Wstęp
Hej! Jestem lisem. Tak naprawdę nie mam imienia, ale wszyscy mówią na mnie Zygmunt. Mam (w przeliczeniu na ludzkie) 14 lat i jestem bardzo samodzielny. Wzięło się to z tego, że... moi rodzice zginęli w pożarze, a rodzeństwa nigdy nie miałem. Tak naprawdę zostałem sam na świecie... jedynie ciotka Grażyna jest przy mnie, ale to nie to samo. Nie przepadam za nią, bo nie może mnie nigdy zrozumieć. Ciągle tylko narzeka, że do niczego się nie nadaję.

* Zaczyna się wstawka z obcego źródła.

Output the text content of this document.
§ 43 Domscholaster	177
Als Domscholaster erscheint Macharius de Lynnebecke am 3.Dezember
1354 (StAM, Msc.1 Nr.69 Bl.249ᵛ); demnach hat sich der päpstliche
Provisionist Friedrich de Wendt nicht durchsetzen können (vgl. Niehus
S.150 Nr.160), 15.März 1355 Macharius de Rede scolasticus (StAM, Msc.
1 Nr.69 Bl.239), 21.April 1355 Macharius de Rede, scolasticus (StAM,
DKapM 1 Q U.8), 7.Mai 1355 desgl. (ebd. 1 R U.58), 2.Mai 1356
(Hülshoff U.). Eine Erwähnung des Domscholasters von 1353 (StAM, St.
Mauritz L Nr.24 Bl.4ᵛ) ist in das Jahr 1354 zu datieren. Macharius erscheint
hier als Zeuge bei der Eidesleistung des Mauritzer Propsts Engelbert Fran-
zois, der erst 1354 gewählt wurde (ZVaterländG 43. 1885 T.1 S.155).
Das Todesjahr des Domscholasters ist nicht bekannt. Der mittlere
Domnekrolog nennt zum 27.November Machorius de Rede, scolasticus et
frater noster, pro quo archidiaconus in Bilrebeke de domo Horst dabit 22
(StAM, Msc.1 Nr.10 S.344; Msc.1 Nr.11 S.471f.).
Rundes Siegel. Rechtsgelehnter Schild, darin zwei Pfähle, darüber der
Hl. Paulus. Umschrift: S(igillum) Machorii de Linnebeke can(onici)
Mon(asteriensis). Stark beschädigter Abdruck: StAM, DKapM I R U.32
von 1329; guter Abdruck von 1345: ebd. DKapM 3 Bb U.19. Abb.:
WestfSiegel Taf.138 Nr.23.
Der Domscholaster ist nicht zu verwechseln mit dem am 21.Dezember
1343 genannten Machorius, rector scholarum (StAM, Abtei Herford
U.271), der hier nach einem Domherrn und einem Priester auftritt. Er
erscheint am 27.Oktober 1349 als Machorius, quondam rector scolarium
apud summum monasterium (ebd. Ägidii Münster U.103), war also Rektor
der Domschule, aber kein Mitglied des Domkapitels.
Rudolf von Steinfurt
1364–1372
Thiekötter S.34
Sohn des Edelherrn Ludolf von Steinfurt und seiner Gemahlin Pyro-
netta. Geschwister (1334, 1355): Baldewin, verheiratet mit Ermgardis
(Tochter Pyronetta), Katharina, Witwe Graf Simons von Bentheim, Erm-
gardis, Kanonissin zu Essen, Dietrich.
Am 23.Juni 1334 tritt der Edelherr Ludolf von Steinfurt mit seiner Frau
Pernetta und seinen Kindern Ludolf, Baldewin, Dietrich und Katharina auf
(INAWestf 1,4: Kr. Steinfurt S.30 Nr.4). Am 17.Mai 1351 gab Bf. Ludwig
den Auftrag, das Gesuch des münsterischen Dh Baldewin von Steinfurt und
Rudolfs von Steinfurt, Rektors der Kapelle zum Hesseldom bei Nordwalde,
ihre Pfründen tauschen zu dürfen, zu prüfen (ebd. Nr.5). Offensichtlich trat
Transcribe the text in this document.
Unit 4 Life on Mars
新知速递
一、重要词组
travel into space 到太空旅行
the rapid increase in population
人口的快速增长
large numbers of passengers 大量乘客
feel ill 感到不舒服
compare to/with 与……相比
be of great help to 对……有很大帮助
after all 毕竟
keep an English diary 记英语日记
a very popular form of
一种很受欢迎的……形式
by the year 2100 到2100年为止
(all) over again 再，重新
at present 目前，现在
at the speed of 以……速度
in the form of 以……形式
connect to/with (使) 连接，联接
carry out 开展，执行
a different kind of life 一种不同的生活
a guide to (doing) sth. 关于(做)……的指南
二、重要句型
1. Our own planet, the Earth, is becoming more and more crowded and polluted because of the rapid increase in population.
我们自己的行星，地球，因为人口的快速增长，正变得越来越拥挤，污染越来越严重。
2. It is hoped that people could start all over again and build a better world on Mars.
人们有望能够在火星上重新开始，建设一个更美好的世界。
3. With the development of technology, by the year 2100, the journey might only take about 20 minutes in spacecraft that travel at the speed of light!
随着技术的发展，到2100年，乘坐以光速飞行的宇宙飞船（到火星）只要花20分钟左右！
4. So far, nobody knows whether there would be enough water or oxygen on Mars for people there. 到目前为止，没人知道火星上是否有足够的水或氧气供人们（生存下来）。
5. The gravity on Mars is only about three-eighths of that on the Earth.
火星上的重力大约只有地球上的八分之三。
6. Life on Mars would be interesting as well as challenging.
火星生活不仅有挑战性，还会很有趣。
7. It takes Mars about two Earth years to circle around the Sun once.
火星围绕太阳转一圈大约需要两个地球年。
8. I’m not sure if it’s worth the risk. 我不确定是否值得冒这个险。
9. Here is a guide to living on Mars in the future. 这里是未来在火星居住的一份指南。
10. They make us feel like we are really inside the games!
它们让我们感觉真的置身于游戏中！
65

Oprócz tego czuję się odmieńcem. Puzzlem, który nigdy nie będzie pasował do obrazka. Dla wszystkich walka to przyjemność. Dla mnie, to poczucie pozbawienie czyjegoś życia. Dlatego nie jem mięsa zwierzęcego, tylko raz na miesiąc zjem rybę (oczywiście nie zabitą przeze mnie).
Uważam, że tu, w Lisim Królestwie nie jest bezpiecznie. Czuję, że coś się zaraz wydarzy, coś okropnego... ale niestety nikt mi nie wierzy. Dlatego, od dłuższego czasu planuję ucieczkę. Najlepiej byłoby uciec o zmroku, ale boję się, że ktoś mnie złapię. Na pewno ciotka nie będzie ze mnie zadowolona, ale będę jej przysyłał listy. Będę z nią miał stały kontakt... chociaż chciałbym, aby była ze mną, ale gdy się jej o to spytałem, wzięła mnie za wariata.
Sądzę, że to już postanowione. Ucieknę z tego miejsca w poszukiwaniu lepszego życia...
O to nowa moja powieść. Myślę, że wam przypadnie do gustu.